Do you have a spouse or partner? Couples often depend on each other for financial and household support. Without your income, would your significant other be able to handle all of your current financial obligations? If the answer is no, a life insurance policy may be worth purchasing to help those you leave behind replace your lost income and try to maintain their same lifestyle. This is especially important in cases where one partner makes significantly more than the other and ongoing financial obligations depend on your combined income.
Do you have children? Who will provide for them? Life insurance is the best way to financially protect your family and help to pay for their future living costs and education. The proceeds of a life insurance policy could be used to set up a trust to pay their expenses over a period of time. You can also use a life insurance policy as a way to leave an inheritance for your children by adding them as beneficiaries to your policy.

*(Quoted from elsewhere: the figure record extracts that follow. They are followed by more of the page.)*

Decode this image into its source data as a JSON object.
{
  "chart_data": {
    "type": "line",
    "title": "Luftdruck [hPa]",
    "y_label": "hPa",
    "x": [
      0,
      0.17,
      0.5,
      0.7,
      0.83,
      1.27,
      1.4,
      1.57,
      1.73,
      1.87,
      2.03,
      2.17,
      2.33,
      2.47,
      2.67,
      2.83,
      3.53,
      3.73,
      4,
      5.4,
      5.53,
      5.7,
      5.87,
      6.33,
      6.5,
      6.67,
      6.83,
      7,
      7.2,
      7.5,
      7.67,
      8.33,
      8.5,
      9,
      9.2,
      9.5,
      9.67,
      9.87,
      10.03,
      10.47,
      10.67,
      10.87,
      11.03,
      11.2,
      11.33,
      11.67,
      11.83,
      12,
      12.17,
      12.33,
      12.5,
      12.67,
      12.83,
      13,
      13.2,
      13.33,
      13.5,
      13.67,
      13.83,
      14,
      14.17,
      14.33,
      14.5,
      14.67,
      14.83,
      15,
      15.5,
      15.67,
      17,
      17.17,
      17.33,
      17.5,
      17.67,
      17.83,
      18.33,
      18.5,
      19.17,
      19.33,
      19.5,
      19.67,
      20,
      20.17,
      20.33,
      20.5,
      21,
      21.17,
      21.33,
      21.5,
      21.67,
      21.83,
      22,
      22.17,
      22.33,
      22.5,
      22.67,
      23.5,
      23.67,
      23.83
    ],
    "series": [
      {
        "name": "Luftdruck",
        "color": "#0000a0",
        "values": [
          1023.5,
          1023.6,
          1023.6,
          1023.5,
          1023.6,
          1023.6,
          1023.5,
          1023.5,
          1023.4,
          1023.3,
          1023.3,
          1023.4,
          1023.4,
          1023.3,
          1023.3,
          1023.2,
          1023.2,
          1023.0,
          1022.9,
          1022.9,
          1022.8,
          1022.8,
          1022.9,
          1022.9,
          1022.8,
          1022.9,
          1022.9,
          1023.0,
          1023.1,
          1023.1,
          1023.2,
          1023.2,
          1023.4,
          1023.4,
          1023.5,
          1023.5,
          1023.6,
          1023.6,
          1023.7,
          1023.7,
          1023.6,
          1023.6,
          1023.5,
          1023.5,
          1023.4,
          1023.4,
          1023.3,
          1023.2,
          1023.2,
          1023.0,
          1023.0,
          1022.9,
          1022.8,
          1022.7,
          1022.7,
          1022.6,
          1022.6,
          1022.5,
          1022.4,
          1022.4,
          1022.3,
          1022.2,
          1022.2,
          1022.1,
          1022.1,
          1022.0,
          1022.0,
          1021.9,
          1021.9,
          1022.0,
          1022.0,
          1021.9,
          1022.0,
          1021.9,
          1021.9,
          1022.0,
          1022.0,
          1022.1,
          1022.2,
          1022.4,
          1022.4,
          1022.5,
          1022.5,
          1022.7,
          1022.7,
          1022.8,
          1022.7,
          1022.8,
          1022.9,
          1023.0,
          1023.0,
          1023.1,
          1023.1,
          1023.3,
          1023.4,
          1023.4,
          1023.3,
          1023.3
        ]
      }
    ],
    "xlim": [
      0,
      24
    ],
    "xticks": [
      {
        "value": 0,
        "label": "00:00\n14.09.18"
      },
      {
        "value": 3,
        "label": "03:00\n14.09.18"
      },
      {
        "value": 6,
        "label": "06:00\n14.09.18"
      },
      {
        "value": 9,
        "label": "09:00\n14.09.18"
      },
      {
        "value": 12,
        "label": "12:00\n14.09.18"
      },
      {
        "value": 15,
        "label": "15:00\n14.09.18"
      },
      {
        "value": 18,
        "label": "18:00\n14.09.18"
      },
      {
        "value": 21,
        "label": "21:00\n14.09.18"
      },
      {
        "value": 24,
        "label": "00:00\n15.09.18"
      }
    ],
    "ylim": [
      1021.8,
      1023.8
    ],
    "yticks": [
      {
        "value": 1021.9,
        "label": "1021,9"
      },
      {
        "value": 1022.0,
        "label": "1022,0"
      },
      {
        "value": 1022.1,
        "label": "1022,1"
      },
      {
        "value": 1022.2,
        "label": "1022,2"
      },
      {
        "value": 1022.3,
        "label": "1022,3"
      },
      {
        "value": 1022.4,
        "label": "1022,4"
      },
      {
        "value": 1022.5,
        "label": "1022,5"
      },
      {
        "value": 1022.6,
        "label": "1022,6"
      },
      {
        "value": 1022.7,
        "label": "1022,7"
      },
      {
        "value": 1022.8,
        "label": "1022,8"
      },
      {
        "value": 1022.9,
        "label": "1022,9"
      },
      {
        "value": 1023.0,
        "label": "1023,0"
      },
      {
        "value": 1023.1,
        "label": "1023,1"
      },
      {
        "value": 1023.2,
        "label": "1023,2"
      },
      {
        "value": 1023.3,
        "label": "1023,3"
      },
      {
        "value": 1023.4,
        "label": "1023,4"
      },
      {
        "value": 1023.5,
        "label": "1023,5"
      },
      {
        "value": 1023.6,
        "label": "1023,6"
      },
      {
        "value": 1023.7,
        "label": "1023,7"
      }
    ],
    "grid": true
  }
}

Do you have debt and future obligations? If you die with debts, in most cases the debts do not go away. Your estate and/or family may end up owing them. The rules vary state-by-state and depending on the ownership of the debt itself. If you obtained a loan (mortgage, car, home equity loan, credit card, etc) with a co-signer, the remainder of that loan would transfer to whoever co-signed the loan with you. One of the few types of debt that is forgiven at death is federal student loans. They would be discharged (wiped away) upon your death, but most private loans would not.
Will your loved ones need help paying for your funeral? The average cost of a funeral is around $10,000 and most families aren’t prepared to cover that expense. If the assets you leave behind aren’t enough to cover your funeral costs, a small life insurance policy can be a big relief to your loved ones. They could use the proceeds to pay any final expenses, including funeral costs and any medical bills not covered by health insurance.
Do you own a business? If you own a part of a business along with several other people, life insurance can be set up in a way to fund a “buy-sell agreement”. This gives the surviving business owners the option to buy the deceased owner’s stake in the business at a pre-agreed upon price. It essentially allows the remaining owners to keep ownership of the business and the deceased’s family to receive compensation for their stake in the business without disruption.
As you can see, plenty of people may need some life insurance. How much and what kind do you need? It varies by person and by the estimate of your future obligations. There are several online calculators available that can help you determine a sufficient amount or you can discuss with your insurance agent.